As we are about to celebrate Peace Corps Week (February 27 – March 5), including the March 1 anniversary of President Kennedy’s 1961 executive order establishing the Peace Corps, volunteers are about to return to overseas service. At least eight countries have met revised health, safety, and security standards for volunteers to return, while more nations are close to meeting those standards. The World Wants Peace Corps Back! All 60 nations that had volunteers prior to the pandemic have indicated they look forward to having volunteers return.

We have also seen Washington take to heart the views of the Peace Corps community. Reforms to programs are being adopted. New ideas about incorporating racial justice and equity into agency activities are being advanced.

Yet more needs to be done. We can all come together by supporting the first step toward completing an overhaul of Peace Corps operations through new authorizing legislation.
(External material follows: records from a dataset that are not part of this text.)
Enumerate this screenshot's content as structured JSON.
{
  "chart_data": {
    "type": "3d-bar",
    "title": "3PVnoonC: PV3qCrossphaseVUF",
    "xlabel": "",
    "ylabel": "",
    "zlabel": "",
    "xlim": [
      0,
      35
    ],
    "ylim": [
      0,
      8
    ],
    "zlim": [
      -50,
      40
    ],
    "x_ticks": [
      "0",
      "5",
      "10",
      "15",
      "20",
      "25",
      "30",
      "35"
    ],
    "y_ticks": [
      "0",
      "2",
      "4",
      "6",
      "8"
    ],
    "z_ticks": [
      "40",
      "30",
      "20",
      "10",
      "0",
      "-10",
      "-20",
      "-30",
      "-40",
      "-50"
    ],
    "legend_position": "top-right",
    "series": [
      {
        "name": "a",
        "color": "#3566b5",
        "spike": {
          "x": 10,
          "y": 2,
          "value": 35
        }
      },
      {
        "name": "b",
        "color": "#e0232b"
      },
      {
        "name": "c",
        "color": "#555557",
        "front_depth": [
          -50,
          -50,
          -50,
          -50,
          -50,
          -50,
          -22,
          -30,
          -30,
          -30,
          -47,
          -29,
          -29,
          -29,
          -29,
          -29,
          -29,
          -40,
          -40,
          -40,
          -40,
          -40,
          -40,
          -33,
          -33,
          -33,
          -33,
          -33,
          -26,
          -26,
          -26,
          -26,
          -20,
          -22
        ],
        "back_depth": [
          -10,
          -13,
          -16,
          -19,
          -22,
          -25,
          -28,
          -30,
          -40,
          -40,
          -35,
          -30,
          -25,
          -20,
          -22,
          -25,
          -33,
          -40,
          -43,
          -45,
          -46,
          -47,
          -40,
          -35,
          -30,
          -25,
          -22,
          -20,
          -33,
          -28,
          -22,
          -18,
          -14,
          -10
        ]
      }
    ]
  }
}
The Peace Corps Reauthorization Act (H.R. 1456) includes provisions to improve in-service and post-service health care; extend the critical mission of a Sexual Assault Advisory Council; enhance several volunteer financial benefits; expedite applications for volunteers wishing to return to service after COVID brought them home; and raise opportunities and respect for Peace Corps service.

As volunteers return to the field, battling COVID will be a significant part of their work. In October 2021 testimony to the House Foreign Affairs Committee, Acting Director Carol Spahn said: “The Peace Corps is committed to playing a critical role in global COVID-19 response and recovery by returning volunteers to work in partnership with underserved communities around the world.”

Climate change is also a priority. "There's no time to waste" Spahn said in a recent interview. Countries where volunteers serve are feeling some of the most damaging effects of climate change, and Peace Corps will be actively partnering with communities across sectors.

While it has been more than 20 years since Congress reauthorized the original Peace Corps Act, last September Democrats and Republicans in the House Foreign Affairs Committee came together to pass H.R.1456 by a vote of 44 to 4, a truly bipartisan effort. The rest of Congress should follow their lead.

Now is the time for action — as volunteers again prepare for service. Join the Peace Corps community by urging our Congressional Delegates including Representatives Teresa Leger Fernandez, District 3 (northern NM), Melanie Stansbury, District 1 (central NM) and Yvette Herrell, District 2 (southern NM) to pass the Peace Corps Reauthorization Act (H.R. 1456) in the House as soon as possible.

Please also urge Senators Martin Heinrich and Ben Ray Luján to actively join the House in supporting bipartisan passage of this legislation, an important step toward deepening our nation’s commitment to service and our nation’s highest ideals.

Dr. Michael K. O’Neill was a Peace Corps volunteer in Ghana (1971–1972) and in Burkina Faso (1972–1974). He went on to become an NMSU Professor of Agronomy and José Fernández Memorial Chair in Crop Production – Emeritus, at the NMSU Agricultural Science Center at Farmington (1999–2018).